Here is the formula to calculate ESEER rating:

ESEER = (EER.)100% × 0.03) + (Eer.)75% × 0.33) + (Eer.)50% × 0.41) + (EEER.)25% × 0.23)

This is how all 4 components of the ESEER rating are measured and how much of each of them is input into the total ESEER rating:

  1. EER100% 100% cooling output and measured at 35°C. This is 3% of the total ESEER rating.
  2. EER75% 75% cooling output and measured at 30°C. It accounts for 33% of the total ESEER rating.
  3. EER50% 50% cooling output and measured at 25°C. It accounts for 41% of the total ESEER rating.
  4. EER25% 25% cooling output and measured at 20°C. It accounts for 25% of the total ESEER rating.

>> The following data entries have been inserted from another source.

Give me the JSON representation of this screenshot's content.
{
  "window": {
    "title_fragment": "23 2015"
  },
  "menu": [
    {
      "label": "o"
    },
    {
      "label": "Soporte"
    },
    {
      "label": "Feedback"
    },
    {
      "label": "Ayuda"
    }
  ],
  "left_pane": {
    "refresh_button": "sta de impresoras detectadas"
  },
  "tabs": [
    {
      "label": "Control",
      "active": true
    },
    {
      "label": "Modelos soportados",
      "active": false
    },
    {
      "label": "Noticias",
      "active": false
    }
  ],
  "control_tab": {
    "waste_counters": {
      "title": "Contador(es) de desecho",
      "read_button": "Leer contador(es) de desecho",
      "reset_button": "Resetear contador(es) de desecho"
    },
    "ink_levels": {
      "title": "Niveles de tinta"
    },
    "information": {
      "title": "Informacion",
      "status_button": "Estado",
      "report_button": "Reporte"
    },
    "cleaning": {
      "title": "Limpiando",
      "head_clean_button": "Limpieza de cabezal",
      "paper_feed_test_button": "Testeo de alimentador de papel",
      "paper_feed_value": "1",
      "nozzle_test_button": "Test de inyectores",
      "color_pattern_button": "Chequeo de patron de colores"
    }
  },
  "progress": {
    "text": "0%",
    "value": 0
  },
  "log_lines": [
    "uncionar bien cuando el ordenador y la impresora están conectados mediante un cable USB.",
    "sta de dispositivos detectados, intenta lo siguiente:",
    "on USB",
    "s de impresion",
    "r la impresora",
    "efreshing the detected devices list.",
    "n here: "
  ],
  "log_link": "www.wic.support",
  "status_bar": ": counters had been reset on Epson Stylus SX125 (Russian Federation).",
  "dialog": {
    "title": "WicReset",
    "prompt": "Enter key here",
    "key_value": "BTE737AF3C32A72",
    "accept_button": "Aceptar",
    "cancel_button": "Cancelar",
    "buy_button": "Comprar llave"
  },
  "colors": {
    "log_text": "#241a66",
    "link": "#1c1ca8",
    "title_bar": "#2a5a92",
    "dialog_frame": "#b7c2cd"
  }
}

The ESEER equation is a basic weighted average of these different measurements.

Basically, to best capture real-life conditions as possible, the ESEER rating assumes that we run the air conditioner at 50% capacity at most, followed by 75% and 25%. It is also assumed that we run the air conditioner at 100% capacity only 3% of the time.

How does this ESEER rating compare to EER and SEER ratings?

Converting ESEER to EER and SEER (Is it even possible?)

Whenever we are looking at EER vs ESEER or SEER vs ESEER rating, we want to get a general idea of ​​how energy efficient this 15 ESEER rated air conditioner is.

That means we want to convert ESEER to EER or to convert ESEER to SEER Because we are more familiar with EER and SEER.

However, it is important to understand that Impossible To convert ESEER rating to EER or SEER directly.

This is because EER and SEER are measured in only 1 ideal position. In contrast, ESEER is measured at 4 different test conditions (35°C, 30°C, 25°C, 20°C). Comparing EER or SEER with ESEER is like comparing apples and oranges.

This means that the ESEER rating is a stand-alone energy efficiency metric for the air conditioner. We have to make a habit of comparing different air conditioners based on ESEER. Or is this also the case?

The IEER rating is equal to the ESEER rating. The IEER is slowly but steadily replacing the old EER rating and even the new SEER rating.

However, we do not see ESEER equally replacing EER and SEER in Europe.

Only time will tell which AC energy efficiency metric we’re going to use primarily in the future. Despite ESEER being the most complete and accurate metric for real-climate energy efficiency of AC units, it does not currently actually appear on the specification sheets of modern air conditioners.

Hopefully, you now have a better understanding of what the ESSER rating means and the extent to which it estimates the energy efficiency of various air conditioning systems.